In terms of the drug’s long-term outlook, Neurocrine’s chief commercial officer, Eric Benevich, observed an early launch pattern that draws some similarities to Crenessity.
“There are some [academic] centers and some practices that have a concentration of these PWS patients,” Benevich said. “But there also is what we call a long tail of patients that are being cared for in community practices. And certainly, the majority of patients are outside of these centers of excellence or of these more concentrated practices. So it takes time to reach them all.”
But an analyst from Wells Fargo suggested that expanding into the community setting may not be that easy. And since it takes some time for patients to realize the body weight benefits of Vykat XR, treatment adherence and persistence could pose an issue, the analyst noted. Besides, the drug’s label includes warnings for doctors to monitor for signs of edema or fluid overload.
In response, Gano argued that Vykat XR is not a medication designed for weight loss.
“We’re not looking for necessarily the opportunity to have patients lose weight here,” the chief executive said, “although if you start patients younger at a lower BMI, you can maintain their weight over time, and that would be something that we would look at moving forward.”
As for the safety profile, Gano said the side effects are monitorable and reversible but acknowledged that “there’s going to be a very significant education component here.”
To further bolster Neurocrine’s confidence in a long-term return on investment, the company believes that Vykat XR will have market exclusivity out to the mid-2040s, Gano said.
For now, Neurocrine is focused on the drug’s U.S. opportunity, and the deal value is only modeled based on domestic sales, he added.

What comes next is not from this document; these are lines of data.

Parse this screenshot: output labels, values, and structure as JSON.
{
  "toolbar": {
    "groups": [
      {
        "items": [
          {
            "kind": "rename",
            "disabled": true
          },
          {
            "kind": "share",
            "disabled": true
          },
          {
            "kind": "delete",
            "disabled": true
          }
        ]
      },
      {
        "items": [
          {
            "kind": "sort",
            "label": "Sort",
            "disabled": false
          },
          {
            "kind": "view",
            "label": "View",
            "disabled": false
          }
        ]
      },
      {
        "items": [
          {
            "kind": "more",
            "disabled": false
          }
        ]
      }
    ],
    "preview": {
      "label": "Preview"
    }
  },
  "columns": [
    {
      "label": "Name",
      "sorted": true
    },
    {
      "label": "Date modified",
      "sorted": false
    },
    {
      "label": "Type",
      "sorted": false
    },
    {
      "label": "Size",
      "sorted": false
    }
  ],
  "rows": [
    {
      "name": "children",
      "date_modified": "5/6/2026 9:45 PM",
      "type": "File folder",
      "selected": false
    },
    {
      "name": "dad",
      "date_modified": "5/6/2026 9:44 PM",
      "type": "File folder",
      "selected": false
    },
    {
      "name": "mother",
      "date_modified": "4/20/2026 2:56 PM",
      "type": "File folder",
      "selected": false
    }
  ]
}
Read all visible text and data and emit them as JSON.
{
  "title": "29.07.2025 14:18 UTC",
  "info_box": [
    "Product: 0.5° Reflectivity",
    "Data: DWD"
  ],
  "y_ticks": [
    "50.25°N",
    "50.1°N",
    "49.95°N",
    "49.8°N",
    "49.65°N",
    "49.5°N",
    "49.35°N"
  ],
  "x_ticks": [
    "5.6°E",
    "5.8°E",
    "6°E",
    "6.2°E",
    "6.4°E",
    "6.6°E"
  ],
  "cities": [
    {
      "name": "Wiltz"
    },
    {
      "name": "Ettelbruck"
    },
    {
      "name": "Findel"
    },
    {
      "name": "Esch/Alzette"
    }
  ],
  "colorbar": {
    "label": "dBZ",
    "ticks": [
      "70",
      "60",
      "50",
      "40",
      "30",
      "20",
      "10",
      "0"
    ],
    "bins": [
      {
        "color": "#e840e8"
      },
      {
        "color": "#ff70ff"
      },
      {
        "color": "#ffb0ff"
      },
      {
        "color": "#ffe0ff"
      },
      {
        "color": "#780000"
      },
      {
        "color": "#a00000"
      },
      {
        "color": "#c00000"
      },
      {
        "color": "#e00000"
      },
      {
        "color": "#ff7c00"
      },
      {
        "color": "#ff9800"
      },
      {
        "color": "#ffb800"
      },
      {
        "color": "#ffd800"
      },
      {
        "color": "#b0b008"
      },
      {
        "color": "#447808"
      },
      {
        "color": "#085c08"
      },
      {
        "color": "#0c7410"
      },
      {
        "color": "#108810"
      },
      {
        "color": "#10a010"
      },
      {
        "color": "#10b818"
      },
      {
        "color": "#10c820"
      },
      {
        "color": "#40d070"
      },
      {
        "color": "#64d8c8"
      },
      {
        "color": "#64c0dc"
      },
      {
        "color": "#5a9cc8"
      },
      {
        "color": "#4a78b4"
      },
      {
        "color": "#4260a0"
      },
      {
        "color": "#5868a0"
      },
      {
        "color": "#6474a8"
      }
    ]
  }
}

Neurocrine’s Soleno buyout adds to a flurry of recent M&A transactions in the biopharma industry, helping alleviate concerns of a slow year following a quiet J.P. Morgan Healthcare Conference in January.
In the past two weeks, Gilead Sciences signed a potential $2.2 billion buyout of Ouro Medicines to get its hands on an autoimmune asset, Merck & Co. offered to buy blood cancer drug developer Terns Pharmaceuticals for $6.7 billion and Eli Lilly ponied up $6.3 billion upfront to take over Centessa Pharmaceuticals and its sleep disorder pipeline. Further, Biogen inked a deal to acquire Apellis Pharmaceuticals for about $5.6 billion in an immunology-focused transaction.